In response to Dorgan’s plans to introduce the new bill, the pharmaceutical industry claims that it is unnecessary for such legislation now that the new healthcare law will provide health insurance to more Americans. At the same time, the pharmaceutical industry has increased prices at the highest rate in eight years, according to AARP. Prices have risen 9.7% in the last year, a fact that lowers the savings effects of the bill for consumers and taxpayers. Moreover, the new law, at this time, matters little to the 45+ million Americans who need immediate relief from the burden of high healthcare. Those without health insurance, and the millions more — many of them seniors — who are under-insured, deserve assistance today.

The measures called for by Senator Dorgan would require a major effort to create new regulatory structures for international wholesale pharmacy importation and might be too much for the cash-strapped FDA, which came out against Dorgan’s legislation this past December. At that time, however, Obama advisor David Axelrod stated that they were still in favor of legalizing drug importation. There may be an intermediate approach that the Obama administration can get behind, which would not require a huge bureaucratic undertaking.

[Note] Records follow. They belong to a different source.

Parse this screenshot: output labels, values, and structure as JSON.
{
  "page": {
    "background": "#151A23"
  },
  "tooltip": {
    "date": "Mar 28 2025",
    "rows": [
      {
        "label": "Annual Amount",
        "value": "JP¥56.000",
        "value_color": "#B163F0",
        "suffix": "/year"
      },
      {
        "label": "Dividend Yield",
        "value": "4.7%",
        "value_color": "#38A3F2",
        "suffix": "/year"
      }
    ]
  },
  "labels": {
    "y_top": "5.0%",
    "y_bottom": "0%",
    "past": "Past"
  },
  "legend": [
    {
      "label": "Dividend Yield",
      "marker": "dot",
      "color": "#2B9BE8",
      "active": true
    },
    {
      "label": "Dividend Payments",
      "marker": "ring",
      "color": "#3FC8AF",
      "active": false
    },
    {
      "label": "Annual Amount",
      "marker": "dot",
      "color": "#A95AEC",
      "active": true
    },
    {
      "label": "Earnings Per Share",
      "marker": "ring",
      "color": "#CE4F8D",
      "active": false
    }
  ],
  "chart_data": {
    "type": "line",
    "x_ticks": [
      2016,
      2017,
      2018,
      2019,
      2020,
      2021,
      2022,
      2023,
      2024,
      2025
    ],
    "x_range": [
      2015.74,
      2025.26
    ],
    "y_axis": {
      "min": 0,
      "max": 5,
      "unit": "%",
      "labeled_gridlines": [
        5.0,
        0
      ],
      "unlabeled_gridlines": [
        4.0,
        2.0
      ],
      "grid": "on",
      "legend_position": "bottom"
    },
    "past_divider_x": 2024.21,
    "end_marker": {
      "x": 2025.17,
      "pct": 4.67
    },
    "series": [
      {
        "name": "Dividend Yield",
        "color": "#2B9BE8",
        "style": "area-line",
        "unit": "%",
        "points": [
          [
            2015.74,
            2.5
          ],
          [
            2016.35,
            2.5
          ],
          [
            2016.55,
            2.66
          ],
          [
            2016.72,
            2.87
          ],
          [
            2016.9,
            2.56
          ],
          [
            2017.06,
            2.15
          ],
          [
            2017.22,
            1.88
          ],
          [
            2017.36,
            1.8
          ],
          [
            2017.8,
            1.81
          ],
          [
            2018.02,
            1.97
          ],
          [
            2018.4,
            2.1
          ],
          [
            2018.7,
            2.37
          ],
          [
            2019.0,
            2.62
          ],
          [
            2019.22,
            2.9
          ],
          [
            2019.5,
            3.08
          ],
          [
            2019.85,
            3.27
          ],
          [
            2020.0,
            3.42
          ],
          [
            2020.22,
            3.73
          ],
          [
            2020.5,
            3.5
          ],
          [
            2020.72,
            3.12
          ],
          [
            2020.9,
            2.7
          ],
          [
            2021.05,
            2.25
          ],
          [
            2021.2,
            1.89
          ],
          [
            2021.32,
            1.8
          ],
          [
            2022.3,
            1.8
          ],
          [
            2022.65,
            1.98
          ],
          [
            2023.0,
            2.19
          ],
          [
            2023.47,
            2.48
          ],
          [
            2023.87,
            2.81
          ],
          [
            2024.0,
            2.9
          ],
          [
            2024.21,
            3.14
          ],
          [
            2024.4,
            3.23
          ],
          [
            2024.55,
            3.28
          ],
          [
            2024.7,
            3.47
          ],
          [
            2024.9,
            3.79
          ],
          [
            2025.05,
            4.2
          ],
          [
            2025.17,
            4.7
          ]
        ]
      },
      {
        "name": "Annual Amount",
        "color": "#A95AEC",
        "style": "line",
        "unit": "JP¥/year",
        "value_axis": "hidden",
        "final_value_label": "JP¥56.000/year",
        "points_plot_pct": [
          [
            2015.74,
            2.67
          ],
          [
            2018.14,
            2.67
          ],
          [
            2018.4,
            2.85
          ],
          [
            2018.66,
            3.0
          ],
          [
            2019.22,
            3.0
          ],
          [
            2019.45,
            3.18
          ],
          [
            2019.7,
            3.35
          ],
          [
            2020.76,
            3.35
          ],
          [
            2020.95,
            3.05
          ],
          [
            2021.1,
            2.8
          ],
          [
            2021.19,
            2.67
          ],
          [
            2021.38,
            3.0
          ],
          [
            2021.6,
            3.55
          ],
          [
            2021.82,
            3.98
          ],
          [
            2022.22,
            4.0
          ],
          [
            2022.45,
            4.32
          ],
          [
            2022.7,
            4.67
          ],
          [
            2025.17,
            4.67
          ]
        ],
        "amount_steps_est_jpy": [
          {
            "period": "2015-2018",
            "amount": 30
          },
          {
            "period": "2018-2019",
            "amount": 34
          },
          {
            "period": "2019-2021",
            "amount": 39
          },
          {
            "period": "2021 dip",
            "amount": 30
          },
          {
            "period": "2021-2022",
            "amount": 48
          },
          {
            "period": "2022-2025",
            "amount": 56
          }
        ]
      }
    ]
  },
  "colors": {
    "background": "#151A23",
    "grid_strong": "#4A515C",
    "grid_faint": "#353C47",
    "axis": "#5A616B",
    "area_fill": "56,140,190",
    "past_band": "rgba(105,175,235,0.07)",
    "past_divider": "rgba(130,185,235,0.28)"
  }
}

The current statute governing prescription drug importation is unjust because it makes buying medication safely from outside the U.S. a criminal offense. Therefore, it might be enough to just legalize “personal” drug importation, or even to decriminalize the practice, and properly educate Americans on the safety issues and ways to find safe and affordable medication. By doing so, Americans will be better able to afford their medication and the pharmaceutical industry will feel some pressure to stop jacking up prices.